About CPU Cache--The program apes need to know.

Contact Us

The content source of this page is from Internet, which doesn't represent Alibaba Cloud's opinion; products and services mentioned on that page don't have any relationship with Alibaba Cloud. If the content of the page makes you feel confusing, please write us an email, we will handle the problem within 5 days after receiving your email.
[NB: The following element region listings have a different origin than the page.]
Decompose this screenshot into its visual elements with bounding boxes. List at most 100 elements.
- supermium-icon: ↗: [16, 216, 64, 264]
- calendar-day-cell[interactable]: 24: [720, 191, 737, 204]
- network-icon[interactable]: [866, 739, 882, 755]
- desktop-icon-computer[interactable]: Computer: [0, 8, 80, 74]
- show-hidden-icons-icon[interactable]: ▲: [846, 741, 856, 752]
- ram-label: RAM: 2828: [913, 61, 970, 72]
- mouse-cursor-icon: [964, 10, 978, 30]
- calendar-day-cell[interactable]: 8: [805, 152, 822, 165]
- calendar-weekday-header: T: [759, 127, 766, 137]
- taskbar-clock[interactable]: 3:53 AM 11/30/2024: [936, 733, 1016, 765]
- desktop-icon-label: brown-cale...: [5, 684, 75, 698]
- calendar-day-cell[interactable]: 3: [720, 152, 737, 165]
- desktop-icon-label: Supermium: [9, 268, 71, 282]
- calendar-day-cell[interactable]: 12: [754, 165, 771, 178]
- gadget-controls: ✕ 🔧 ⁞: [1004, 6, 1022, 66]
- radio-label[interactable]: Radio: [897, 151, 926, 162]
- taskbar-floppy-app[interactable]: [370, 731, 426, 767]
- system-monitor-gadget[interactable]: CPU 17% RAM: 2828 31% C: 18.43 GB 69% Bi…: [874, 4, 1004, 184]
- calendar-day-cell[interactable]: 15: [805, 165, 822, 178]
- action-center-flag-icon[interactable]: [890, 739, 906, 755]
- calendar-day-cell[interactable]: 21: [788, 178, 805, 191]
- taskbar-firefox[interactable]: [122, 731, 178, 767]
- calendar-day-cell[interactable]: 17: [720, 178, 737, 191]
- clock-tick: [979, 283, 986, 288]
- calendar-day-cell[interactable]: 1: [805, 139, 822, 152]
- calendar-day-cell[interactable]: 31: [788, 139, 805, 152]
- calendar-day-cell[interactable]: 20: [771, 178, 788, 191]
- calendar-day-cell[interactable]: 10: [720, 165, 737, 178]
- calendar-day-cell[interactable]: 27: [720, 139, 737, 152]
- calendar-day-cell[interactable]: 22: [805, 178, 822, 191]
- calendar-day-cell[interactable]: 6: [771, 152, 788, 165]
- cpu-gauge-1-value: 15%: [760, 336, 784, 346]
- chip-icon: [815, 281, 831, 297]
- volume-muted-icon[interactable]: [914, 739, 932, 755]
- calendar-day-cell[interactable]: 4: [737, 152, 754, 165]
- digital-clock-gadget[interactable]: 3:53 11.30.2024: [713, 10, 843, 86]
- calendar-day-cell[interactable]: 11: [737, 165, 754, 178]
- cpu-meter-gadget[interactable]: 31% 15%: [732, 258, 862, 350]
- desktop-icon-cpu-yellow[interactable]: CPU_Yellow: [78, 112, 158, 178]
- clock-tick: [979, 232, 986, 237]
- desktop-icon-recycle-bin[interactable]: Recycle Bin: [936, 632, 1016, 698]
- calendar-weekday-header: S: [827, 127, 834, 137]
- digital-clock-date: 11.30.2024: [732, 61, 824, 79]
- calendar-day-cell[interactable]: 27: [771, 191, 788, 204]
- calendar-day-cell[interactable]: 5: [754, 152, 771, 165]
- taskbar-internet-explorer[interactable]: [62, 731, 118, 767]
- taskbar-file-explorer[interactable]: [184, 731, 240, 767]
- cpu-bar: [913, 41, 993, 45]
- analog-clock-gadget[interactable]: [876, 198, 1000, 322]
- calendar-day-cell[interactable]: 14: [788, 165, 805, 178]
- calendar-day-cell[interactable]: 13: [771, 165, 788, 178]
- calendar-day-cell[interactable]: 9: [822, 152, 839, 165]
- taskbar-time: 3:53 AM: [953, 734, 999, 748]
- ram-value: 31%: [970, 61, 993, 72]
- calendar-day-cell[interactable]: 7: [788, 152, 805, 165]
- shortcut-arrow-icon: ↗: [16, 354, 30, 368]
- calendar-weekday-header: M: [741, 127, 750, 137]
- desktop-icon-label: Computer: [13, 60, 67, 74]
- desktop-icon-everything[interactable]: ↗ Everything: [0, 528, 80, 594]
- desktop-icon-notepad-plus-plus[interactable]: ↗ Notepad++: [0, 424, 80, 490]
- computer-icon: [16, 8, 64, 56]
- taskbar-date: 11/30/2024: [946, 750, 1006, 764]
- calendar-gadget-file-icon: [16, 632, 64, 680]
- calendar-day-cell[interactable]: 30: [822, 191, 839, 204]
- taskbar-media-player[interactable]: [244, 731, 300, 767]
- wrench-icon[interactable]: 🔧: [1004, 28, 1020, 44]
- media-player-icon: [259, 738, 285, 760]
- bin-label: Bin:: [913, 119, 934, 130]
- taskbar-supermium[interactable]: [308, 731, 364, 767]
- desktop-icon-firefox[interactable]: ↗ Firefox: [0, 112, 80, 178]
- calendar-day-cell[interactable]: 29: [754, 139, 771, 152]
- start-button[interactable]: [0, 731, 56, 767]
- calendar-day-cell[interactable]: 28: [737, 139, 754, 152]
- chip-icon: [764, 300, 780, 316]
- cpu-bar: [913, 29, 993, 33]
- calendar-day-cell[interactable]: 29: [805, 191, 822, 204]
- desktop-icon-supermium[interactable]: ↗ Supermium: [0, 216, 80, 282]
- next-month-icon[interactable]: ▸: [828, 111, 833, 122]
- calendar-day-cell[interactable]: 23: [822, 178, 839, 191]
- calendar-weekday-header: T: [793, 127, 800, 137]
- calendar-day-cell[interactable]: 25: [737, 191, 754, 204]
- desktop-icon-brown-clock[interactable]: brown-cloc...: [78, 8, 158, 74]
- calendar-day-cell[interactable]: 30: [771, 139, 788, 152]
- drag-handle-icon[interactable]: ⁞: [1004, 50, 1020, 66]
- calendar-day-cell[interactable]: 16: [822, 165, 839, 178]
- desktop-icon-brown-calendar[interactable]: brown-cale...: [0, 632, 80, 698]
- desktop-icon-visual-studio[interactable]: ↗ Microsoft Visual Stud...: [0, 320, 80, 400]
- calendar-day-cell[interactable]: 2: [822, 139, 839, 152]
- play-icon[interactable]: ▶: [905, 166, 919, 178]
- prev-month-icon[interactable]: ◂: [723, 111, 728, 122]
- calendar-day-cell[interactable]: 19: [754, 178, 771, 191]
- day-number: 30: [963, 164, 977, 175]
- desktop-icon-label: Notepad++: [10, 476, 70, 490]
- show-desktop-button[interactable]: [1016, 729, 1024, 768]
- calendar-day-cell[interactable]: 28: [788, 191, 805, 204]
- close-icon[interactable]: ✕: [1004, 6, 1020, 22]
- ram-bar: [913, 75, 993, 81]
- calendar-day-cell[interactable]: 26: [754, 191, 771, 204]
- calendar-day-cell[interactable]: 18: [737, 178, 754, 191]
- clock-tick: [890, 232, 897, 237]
If you find any instances of plagiarism from the community, please send an email to: info-contact@alibabacloud.com and provide relevant evidence. A staff member will contact you within 5 working days.

A Free Trial That Lets You Build Big!

Start building with 50+ products and up to 12 months usage for Elastic Compute Service

  • Sales Support

    1 on 1 presale consultation

  • After-Sales Support

    24/7 Technical Support 6 Free Tickets per Quarter Faster Response

  • Alibaba Cloud offers highly flexible support services tailored to meet your exact needs.